Hallo Gernot,
ja aber legt den nicht jeder Mensch letztlich sein Maß selber
fest? Ich messe mich an meinen eigenen Ansprüchen und
moralischen Wertvorstellungen, woran sonst?
doch, doch, da hast du natürlich Recht. Die Frage ist ja nur, ob er das berechtigt tut, also ob es irgendeinen Maßstab gibt, der nicht ignoriert werden darf bei dieser Einschätzung.
Es gibt solche Maße schon, die immer gültig sind, zum Beispiel die logischen Gesetze, der Satz vom Widerspruch oder der Satz vom ausgeschlossenen Dritten.
Warum verurteilen wir z. B. diejenigen, die in der Zeit zwischen 1933 und 1945 Dinge getan haben, von denen sie heute nichts mehr wissen wollen? Weil sie sich selbst widersprechen, indem sie ihre Taten relativieren.

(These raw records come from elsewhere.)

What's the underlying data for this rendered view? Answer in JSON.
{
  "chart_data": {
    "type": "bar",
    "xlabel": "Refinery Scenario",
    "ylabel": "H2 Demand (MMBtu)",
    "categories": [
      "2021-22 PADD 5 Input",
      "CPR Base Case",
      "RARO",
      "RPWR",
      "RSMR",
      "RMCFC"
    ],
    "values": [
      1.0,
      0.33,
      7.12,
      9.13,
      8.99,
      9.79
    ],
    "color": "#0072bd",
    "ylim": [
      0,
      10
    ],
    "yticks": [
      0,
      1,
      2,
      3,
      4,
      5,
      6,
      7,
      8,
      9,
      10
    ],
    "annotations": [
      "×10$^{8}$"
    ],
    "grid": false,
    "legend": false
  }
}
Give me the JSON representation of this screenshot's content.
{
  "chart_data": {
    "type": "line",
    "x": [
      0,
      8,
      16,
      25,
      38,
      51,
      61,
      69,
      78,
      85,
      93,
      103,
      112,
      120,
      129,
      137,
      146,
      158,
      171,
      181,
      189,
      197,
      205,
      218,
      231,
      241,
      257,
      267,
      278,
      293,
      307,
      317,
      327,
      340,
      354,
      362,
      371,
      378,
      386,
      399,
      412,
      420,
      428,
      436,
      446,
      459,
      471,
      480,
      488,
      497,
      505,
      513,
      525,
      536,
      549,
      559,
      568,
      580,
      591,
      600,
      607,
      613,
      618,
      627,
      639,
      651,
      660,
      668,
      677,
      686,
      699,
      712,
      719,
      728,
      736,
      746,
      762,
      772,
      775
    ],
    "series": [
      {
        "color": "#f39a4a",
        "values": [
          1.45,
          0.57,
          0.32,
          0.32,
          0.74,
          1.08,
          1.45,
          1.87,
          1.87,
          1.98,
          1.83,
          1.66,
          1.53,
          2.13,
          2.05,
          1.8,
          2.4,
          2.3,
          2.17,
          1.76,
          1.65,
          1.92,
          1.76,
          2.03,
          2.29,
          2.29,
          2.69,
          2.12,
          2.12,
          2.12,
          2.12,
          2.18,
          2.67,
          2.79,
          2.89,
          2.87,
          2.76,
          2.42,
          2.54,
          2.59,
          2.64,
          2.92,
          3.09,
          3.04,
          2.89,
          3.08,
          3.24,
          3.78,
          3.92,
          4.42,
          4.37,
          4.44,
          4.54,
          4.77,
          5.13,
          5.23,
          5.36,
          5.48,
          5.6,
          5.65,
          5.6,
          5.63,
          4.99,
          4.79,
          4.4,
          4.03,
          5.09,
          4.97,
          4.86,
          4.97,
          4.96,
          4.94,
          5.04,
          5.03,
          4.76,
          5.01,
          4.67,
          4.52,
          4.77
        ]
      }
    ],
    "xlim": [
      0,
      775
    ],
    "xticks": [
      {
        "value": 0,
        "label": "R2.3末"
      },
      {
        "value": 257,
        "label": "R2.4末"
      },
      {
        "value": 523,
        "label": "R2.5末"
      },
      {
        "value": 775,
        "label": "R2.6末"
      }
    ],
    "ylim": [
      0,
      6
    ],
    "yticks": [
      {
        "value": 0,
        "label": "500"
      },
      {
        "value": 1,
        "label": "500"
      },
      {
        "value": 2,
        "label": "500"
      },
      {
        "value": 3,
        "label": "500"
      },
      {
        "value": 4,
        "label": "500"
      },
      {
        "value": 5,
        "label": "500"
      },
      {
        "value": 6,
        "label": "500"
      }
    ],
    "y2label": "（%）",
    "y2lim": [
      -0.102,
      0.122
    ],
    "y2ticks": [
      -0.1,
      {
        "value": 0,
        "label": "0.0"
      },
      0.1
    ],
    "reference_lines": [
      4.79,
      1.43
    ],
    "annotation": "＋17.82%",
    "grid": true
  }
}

Jemanden, der diese Taten zugibt, aber sagt, dass es ihm Leid tut, ist für uns in der Regel glaubwürdiger als jemand, der sich an nichts erinnern kann oder will.
Das die zum großen Teil anerzogen oder auch einfach übernommen
sind, ist eine andere Sache. Denn im Endeffekt baue ich mir im
Kopf doch aus den verschiedenen Bruchstücken mein eigenes
Bild, an dem ich mich messe.
Auch hier sind die extremen Beispiele des 3. Reiches vielleicht hilfreich. Jemand der heute behauptet, was damals Recht war, könne heute kein Unrecht sein (z. B. Filbinger), zeigt, dass er den eigenen Maßstab zu sehr in den subjektiven Bereich verlegt hat. Denn selbstverständlich war das, was damals getan wurde, nicht etwa rechtens, sondern es entsprach nur den zu dieser Zeit bestehenden Gesetzen (und auch das nicht immer). Um die damaligen Taten zu rechtfertigen (mit seinem eigenen Maßstab) müsste man schon einen sehr extremen Rechtspositivismus einnehmen, der davon ausgeht, dass es Unsinn ist, von einem Naturrecht oder etwas Ähnlichem auszugehen.
Und letztlich: Natürlich spielt da die mich umgebende
Gesellschaft eine Rolle, und die verändert sich ja ständig.
Auch die allgemeinen grunsätze der alten Griechen mußten ja
erst einmal aufgestellt werden und sie müssen gesellschaftlich
auch erst einmal akzeptiert werden.
Was du hier ansprichst ist ganz richtig, es ist das Problem der Unterscheidung von „Genesis und Geltung“, von Entstehung und Bedeutung von Gesetzen. Es gibt aber - wie gesagt - Dinge, die gelten unabhängig von ihrer Entstehung. Banales Beispiel: 1+1=2, egal auch welche Weise ich diesen Satz gelernt habe.
Nach meiner Meinung braucht ein Maß einen Festpunkt, sonst
geht es nicht. Aber dieser Punkt kann nur durch
gesellschaftliche Übereinkunft entstehen und wenn sich die
Gesellschaft ändert… dann verrutscht eben auch der Punkt.
Das ist wieder das Problem, ob man die Handlungen vor 1945 mit den Maßstäben danach messen darf oder nicht. Oder ob man die Verhältnisse in der DDR mit den Gesetzen der BRD bestrafen darf.
Der Festpunkt ist - meiner Ansicht nach - zwar ein Festpunkt, den man aber nur innerhalb einer gewissen Spanne festlegen darf. Über diese Spanne hinaus ist der Festpunkt verwerflich.
Mir fällt gerade noch ein Beispiel aus der modernen Philosophie ein: die Transzendentalpragmatik von Karl-Otto Apel. Apel behauptet, dass man innerhalb einer Diskussion logisch-pragmatisch gezwungen ist, den anderen als gleichwertigen Diskussionspartner Ernst zu nehmen („neue deutsche Rechtschreibung“, sorry). Wenn man dies nicht mehr tut, verlässt man die Basis der Diskussion und verliert selbst den Anspruch darauf, Ernst genommen zu werden. Das wäre zum Beispiel so ein objektiver - oder wenn man will: intersubjektiver - Maßstab, den man nicht leugnen kann, ohne unglaubwürdig zu werden.